Domandai dunque al mio papà il permesso di recarmi in Italia per seguire quel corso di studi.
Egli mi rispose: "Vedremo".
Quella risposta così vaga mi fece male. Ma sapevo per esperienza che col papà (son tutti morti ora, tutti
morti!) dovevo sempre attendere le risposte. Difatti mi chiamò due o tre giorni dopo e mi disse: "Ho
parlato col tuo Ispettore. Dice che tu fai benissimo scuola: ch‟egli non ti domanda né crede che tu possa
far meglio. Dunque anch‟io, come lui, credo che non sia il caso che tu vada in Italia a far corsi e altre
novità".
Tentai di spiegargli che non ero contenta dei risultati che ottenevo. Ma non m‟arrischiai a dirgli che
quel che più m‟interessava era sapere perché gli alunni fossero fuori di scuola vivi, e dentro morti.

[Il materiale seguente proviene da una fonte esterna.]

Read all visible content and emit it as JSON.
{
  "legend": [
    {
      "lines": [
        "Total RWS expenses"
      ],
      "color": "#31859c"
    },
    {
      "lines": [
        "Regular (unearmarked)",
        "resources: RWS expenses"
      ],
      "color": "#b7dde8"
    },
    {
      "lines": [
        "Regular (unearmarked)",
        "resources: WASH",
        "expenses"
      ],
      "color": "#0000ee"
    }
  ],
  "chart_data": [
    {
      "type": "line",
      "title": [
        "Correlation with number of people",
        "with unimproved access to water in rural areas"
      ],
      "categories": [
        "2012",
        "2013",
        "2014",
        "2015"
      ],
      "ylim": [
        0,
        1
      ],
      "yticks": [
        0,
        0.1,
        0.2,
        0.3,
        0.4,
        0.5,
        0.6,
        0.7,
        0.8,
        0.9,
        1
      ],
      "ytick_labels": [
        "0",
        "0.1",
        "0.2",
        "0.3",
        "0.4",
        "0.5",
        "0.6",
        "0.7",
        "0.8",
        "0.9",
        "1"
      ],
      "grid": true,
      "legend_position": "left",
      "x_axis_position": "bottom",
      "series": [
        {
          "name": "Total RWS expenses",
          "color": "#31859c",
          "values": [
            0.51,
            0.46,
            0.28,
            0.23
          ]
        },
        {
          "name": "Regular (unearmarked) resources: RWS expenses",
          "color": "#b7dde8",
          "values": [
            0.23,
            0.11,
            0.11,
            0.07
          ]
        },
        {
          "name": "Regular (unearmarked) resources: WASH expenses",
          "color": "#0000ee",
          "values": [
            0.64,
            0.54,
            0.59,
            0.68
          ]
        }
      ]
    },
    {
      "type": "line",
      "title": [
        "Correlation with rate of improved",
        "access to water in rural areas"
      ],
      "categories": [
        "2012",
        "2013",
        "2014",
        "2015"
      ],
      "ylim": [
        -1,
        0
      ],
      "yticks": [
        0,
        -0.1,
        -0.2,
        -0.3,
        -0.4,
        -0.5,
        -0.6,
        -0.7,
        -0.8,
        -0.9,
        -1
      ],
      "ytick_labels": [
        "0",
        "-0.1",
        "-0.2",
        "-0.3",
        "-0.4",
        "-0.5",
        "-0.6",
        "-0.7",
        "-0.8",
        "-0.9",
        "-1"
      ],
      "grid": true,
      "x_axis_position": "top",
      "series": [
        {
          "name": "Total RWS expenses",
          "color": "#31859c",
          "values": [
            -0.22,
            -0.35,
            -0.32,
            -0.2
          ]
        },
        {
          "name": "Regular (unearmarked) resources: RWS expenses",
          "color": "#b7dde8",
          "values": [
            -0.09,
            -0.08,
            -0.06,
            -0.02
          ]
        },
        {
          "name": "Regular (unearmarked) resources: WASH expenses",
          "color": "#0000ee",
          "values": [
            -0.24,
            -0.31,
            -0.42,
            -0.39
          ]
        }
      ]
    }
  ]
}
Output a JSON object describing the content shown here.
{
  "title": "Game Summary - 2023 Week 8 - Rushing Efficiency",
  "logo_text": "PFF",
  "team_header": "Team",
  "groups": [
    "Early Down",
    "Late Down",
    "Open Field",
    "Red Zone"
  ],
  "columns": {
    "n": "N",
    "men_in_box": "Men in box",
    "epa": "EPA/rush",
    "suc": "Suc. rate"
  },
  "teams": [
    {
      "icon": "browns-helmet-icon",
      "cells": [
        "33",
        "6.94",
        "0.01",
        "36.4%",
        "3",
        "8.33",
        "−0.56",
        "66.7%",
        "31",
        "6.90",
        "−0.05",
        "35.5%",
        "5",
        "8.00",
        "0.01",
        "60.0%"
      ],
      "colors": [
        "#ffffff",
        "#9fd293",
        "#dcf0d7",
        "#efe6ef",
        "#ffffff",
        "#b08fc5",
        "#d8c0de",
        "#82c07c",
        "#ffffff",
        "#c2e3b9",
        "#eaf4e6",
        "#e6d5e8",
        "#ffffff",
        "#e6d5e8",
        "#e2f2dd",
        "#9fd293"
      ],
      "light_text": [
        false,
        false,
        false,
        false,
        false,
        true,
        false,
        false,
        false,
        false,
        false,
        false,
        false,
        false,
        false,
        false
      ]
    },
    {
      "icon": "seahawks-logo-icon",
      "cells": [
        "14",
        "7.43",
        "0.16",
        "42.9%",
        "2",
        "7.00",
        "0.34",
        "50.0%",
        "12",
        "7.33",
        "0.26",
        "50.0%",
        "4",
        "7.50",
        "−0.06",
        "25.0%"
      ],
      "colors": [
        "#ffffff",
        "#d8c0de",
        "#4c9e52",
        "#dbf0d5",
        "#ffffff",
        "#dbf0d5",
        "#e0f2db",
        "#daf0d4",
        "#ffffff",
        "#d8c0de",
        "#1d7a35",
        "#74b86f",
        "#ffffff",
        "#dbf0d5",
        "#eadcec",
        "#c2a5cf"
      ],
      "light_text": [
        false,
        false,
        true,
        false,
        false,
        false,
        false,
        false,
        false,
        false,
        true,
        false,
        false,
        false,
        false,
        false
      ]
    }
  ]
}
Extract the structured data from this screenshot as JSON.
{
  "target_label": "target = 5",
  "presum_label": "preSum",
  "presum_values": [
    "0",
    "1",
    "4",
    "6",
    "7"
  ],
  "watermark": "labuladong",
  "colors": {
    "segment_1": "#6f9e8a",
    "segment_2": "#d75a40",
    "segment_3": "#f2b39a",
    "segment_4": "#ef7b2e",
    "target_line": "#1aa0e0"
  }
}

Ripeté: "La mia risposta te l‟ho data. Se vuoi andare a far corsi inutili, va pure. Io non te lo proibisco:
ma non ti do neanche un centesimo".
[…]
Ma qui voglio fermarmi, e fare alcune osservazioni.

 In quei tempi, non avevo amore per i miei scolari. Eravamo anzi nemici. Io, da una parte, sulla cattedra,
ritta, severa, come una divinità antica: loro dall‟altra, separati da me da un muro di ghiaccio. Io, sola,
con la mia forza che consisteva tutta nei castighi: essi, tutti uniti in una segreta società, tutti uniti contro
di me. Nemici.
Non potendo amare i miei alunni, non amavo neanche la scuola. Ogni giorno aspettavo con impazienza
l‟ora dell‟uscita: aspettavo con impazienza i giorni di vacanza. Non amando i miei alunni, non amando
la scuola, si può figurarsi che lezioni io facessi! L‟onorario mensile era il mio „solo‟ ideale. E confesso
(e nel confessarlo, arrossisco) che quando il romanzo che stavo leggendo era proprio interessante, lo
portavo in iscuola e finivo di leggerlo nascondendolo nel cassetto semiaperto della cattedra.
Dio mi perdoni tutto il male fatto a quelle anime di ragazzi, in quegli anni!
Ebbene: il signor Ispettore trovava che io facevo scuola benissimo: la Demopedeutica mi largiva
sussidi: il Dipartimento "Educazione" mi dava lettere di raccomandazione.
Oggi, che sento di fare la scuola con vera passione, che amo i fanciulli, che prendo la più minuziosa
cura della loro educazione ed istruzione, credete che l‟ispettore direbbe ch‟io faccio benissimo la
scuola? Che le Società pedagogiche mi largirebbero ancora sussidi? Che otterrei ancora dal lod.
Dipartimento "Educazione" lettere così lusinghiere?
Io credo di no.
E perché?
Forse per questo: quando uno sa di non compiere il suo dovere, se si trova davanti ai suoi superiori, si
industria il più possibile per convincerli, per ingannarli; mentre quando uno è persuaso di fare del suo
meglio, sdegna ogni falsità. E la verità sola, nuda, non appoggiata da alcunché di „morbido‟, forse non
serve a convincere.
O forse anche per questo: che una faccia giovane, con qualche dote esteriore, convince meglio di una
faccia già segnata dal marchio del tempo».